The Pennsylvania State Association of County Fairs Convention has been held in Hershey and at the Hershey Lodge for the last 22 years. Reffner says that Hershey Lodge is a great fit because they can accommodate the large size of their convention. They rent over 600 rooms for attendees and their educational programming requires several, large meeting rooms. "There are other venues in other areas of Pennsylvania that would like to have us but we haven't found another place that can accommodate all of our spacial needs and going to another place would make it so that lots of people would have to stay at other hotels that are not the host hotel which would require more travel and coordinating. We always travel to Hershey in June to plan out the convention and they're always very cooperative," says Reffner.
In addition to educational programs and the trade show, the convention hosts three separate Chinese auctions. One is for the Pennsylvania Showmen's Association Scholarship, one is for the Queen's Scholarship, and one is for the Association of County Fairs. Reffner reported that they were able to give six $1000 scholarships from last year's auction. The size of all three auctions have grown over time as well. "Fairs and other individuals are more than happy to contribute once they hear what the money goes to. All three auctions are for a great cause," says Reffner.
All but three counties in Pennsylvania have a fair, according to Reffner. So, a lot of fairs are close to each other but Reffner says they work together to not overlap as best as they can. Out of all the fairs in Pennsylvania, 61 of them crowned a Fair Queen and 58 of those Queens competed for the Pennsylvania Fair's Queen crown at the convention. Three out of state judges are brought in to judge the pageant and the contestants participate in an interview, a speech, and an evening gown competition. The 2017 Pennsylvania Fair Queen is from the Butler County Fair. Over the course of the year she travelled 6,000 miles across the state to visit fairs and festivals.

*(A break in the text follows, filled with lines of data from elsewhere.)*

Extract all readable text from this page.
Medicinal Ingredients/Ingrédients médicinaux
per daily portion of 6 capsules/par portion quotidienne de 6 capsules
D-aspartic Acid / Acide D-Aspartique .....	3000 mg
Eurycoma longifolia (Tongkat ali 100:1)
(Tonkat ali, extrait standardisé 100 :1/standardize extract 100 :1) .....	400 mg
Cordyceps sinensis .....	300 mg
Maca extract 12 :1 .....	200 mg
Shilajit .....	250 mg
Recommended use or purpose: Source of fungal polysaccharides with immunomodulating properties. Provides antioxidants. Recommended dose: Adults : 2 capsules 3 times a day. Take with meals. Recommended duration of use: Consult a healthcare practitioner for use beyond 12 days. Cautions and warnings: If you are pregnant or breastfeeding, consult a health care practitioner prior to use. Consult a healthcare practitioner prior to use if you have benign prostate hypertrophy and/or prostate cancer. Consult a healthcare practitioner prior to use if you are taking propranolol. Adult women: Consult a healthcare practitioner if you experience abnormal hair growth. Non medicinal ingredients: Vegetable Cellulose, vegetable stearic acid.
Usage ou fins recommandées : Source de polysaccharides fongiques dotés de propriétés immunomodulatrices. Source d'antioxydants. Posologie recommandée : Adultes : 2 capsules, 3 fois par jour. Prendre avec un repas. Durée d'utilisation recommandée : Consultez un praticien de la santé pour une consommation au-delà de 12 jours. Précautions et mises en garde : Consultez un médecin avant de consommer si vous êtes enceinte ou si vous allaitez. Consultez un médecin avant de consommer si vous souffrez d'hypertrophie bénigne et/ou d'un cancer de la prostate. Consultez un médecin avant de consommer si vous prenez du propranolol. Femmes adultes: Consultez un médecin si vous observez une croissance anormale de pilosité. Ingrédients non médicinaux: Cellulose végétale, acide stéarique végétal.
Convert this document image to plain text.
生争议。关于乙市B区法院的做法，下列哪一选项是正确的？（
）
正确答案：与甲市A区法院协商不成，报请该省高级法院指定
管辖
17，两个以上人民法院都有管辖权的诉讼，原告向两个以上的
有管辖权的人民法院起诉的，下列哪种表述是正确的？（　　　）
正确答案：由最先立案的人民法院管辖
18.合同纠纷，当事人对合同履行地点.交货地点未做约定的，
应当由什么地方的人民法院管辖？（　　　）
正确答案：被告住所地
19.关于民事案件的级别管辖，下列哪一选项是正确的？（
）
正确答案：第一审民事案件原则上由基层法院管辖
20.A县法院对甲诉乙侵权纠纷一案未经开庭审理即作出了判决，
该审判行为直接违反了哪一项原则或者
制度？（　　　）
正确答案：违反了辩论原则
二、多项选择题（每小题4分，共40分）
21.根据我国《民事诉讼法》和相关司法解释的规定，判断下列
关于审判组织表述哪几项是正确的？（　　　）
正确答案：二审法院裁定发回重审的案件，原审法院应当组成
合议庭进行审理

The Queen was crowned at the Saturday night Queen Coronation banquet. Friday night, the Showmen's Association held a banquet and Thursday night the Pennsylvania State Association of County Fairs held a banquet. Reffner says about 850 people attended the Thursday night banquet. The County Fairs Association and Showmen's Association work very closely together according to Reffner. "We all have to work together. The carnivals need to work with fairs to stay in business and the fairs need carnivals to stay in business," says Reffner. The Pennsylvania Showmen's Association is celebrating their 50th year of existence.
Reffner currently serves as the Executive Secretary/Treasurer of the County Fairs Association but he has served on the board for 10 years. There are 25 people from across the state who serve as board directors. The President serves a two year term and then serves on the board as the immediate past President for two more years. The Directors meet twice a year, in April and October. All Pennsylvania fairs are divided into zones and board members share financial and government reports at those meetings.